Juni 26, 2008

Cerpen Ukiran

Ukiran, nama kampung yang mirip dengan pekerjaan rata-rata penduduk kampung.di sinilah kampungku, tempat aku tinggal bersama orang tuaku dan kakekku. Dari seluruh keluargaku hanya kakekku yang masih mengukir. Memang bukan hanya keluargaku saja yang mulai meninggalkan usaha ukiran, rata-rata penduduk kampung sudah berganti menjadi petani. Mereka beralasan meninggalkan kerajinan ukir karena kayu jati sudah jarang apalagi kalau mencari kayu jati emas, seperti mencari harta karunnya kapten hook, hampir mustahil. Kakekku meski sudah tua ia tetap mengukir, ukirannya sangat bagus dan rapih. dia tidak lagi melakukannya sebagai usaha. Akan tetapi, melakukannya sebagai pemuas keinginannya untuk membuat karya. Pernah aku bertanya sekali pada kakekku ketika dia sedang asyik mengukir dengan kacamata bacanya. Lampu bohlam 75 watt menerangi langsung

“kakek, kakek tidak cape kek?”

“memangnya kamu pikir pekerjaan ini cape ndoo!, pekerjaan ini justru menghilangkan cape.” jawab kakek dengan lantang.

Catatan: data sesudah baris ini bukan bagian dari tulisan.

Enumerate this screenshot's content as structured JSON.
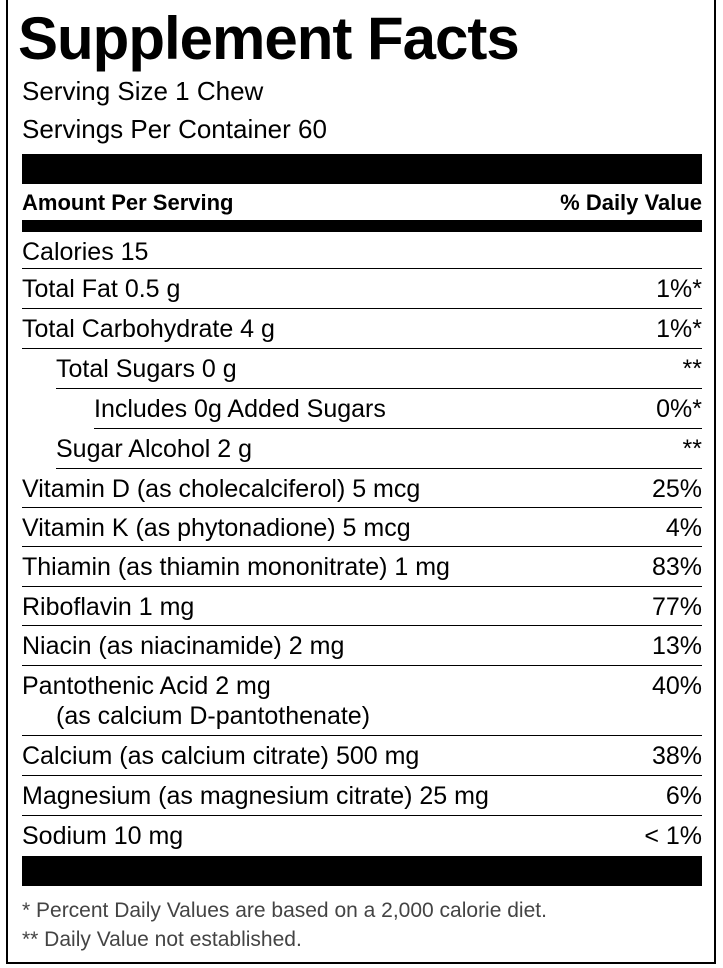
{
  "title": "Supplement Facts",
  "serving_size": "Serving Size 1 Chew",
  "servings_per_container": "Servings Per Container 60",
  "header": {
    "amount": "Amount Per Serving",
    "dv": "% Daily Value"
  },
  "rows": [
    {
      "label": "Calories  15",
      "value": ""
    },
    {
      "label": "Total Fat  0.5 g",
      "value": "1%*"
    },
    {
      "label": "Total Carbohydrate  4 g",
      "value": "1%*"
    },
    {
      "label": "Total Sugars  0 g",
      "value": "**"
    },
    {
      "label": "Includes 0g Added Sugars",
      "value": "0%*"
    },
    {
      "label": "Sugar Alcohol 2 g",
      "value": "**"
    },
    {
      "label": "Vitamin D (as cholecalciferol)  5 mcg",
      "value": "25%"
    },
    {
      "label": "Vitamin K (as phytonadione)  5 mcg",
      "value": "4%"
    },
    {
      "label": "Thiamin (as thiamin mononitrate)  1 mg",
      "value": "83%"
    },
    {
      "label": "Riboflavin  1 mg",
      "value": "77%"
    },
    {
      "label": "Niacin (as niacinamide)  2 mg",
      "value": "13%"
    },
    {
      "label": "Pantothenic Acid  2 mg",
      "sublabel": "(as calcium D-pantothenate)",
      "value": "40%"
    },
    {
      "label": "Calcium (as calcium citrate)  500 mg",
      "value": "38%"
    },
    {
      "label": "Magnesium (as magnesium citrate)  25 mg",
      "value": "6%"
    },
    {
      "label": "Sodium  10 mg",
      "value": "< 1%"
    }
  ],
  "footnotes": [
    "* Percent Daily Values are based on a 2,000 calorie diet.",
    "** Daily Value not established."
  ]
}
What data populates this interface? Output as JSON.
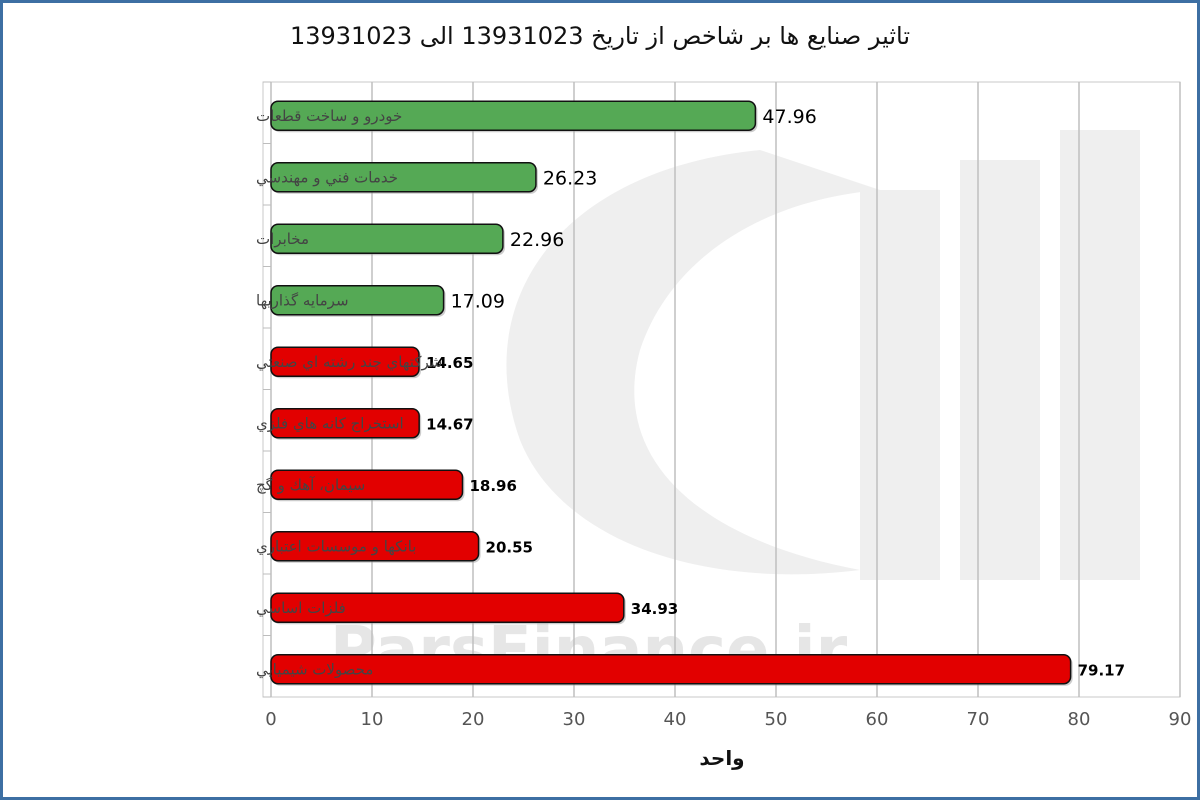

Entah kenapa hanya kakekku yang paling kusegani di rumah, selain ibu-bapakku tentunya. Aku tinggal bersama ibu-bapak, kakekku dan tiga orang kakakku di desa tinggaldewek kecamatan Ukiran sebelah utara kota Yogyakarta. Memang pada kenyataannya kampung manapun pasti sepi, belum masuk listrik dan penuh dengan cerita hantu. Tapi untungnya kampungku sudah sedikit ramai, listrik sudah masuk dan tentu saja udaranya masih sangat bersih. Pohon-pohon masih bertebaran di muka halaman rumah, aku masih bisa melihat tupai meloncat dari pohon ke pohon lalu lari di kabel listrik, lompatannya sangat energik. Sempat terpikir bagaimana caranya tupai itu tidak bisa terkena aliran listrik yang mengalir dalam kabel. Suatu kebetulan atau memang ada penjelasannya dalam pelajaran IPA (Ilmu Pengetahuan Alam).

Satu waktu ketika melihat mata kakekku saat dia menatapku ada yang lain dalam tatapannya seperti dia ingin menaruh harapan yang besar kepadaku. Harapan untuk meneruskan cita-citanya, harapan untuk melestarikan budayanya. Memang dari seluruh keluargaku yang mempunyai potensi paling besar meneruskan budaya mengukir adalah aku. Selain aku sudah menguasai teknik dasar mengukir aku juga sudah mengenal seluruh alat yang digunakan untuk mengukir, dan beberapa rahasia mengukir yang sudah diwariskan kakek kepadaku. Salah satunya adalah kayunya, seharusnya aku tidak boleh mengatakan ini kepada kalian tapi aku percaya kalian tidak akan membocorkannya kepada pengukir lain. Kayu yang dipakai untuk mengukir adalah kayu terbaik dari pohon jati emas yang sudah hidup puluhan tahun bahkan ratusan tahun yang lalu, selain lebih empuk, kayunya juga akan mudah untuk diukir.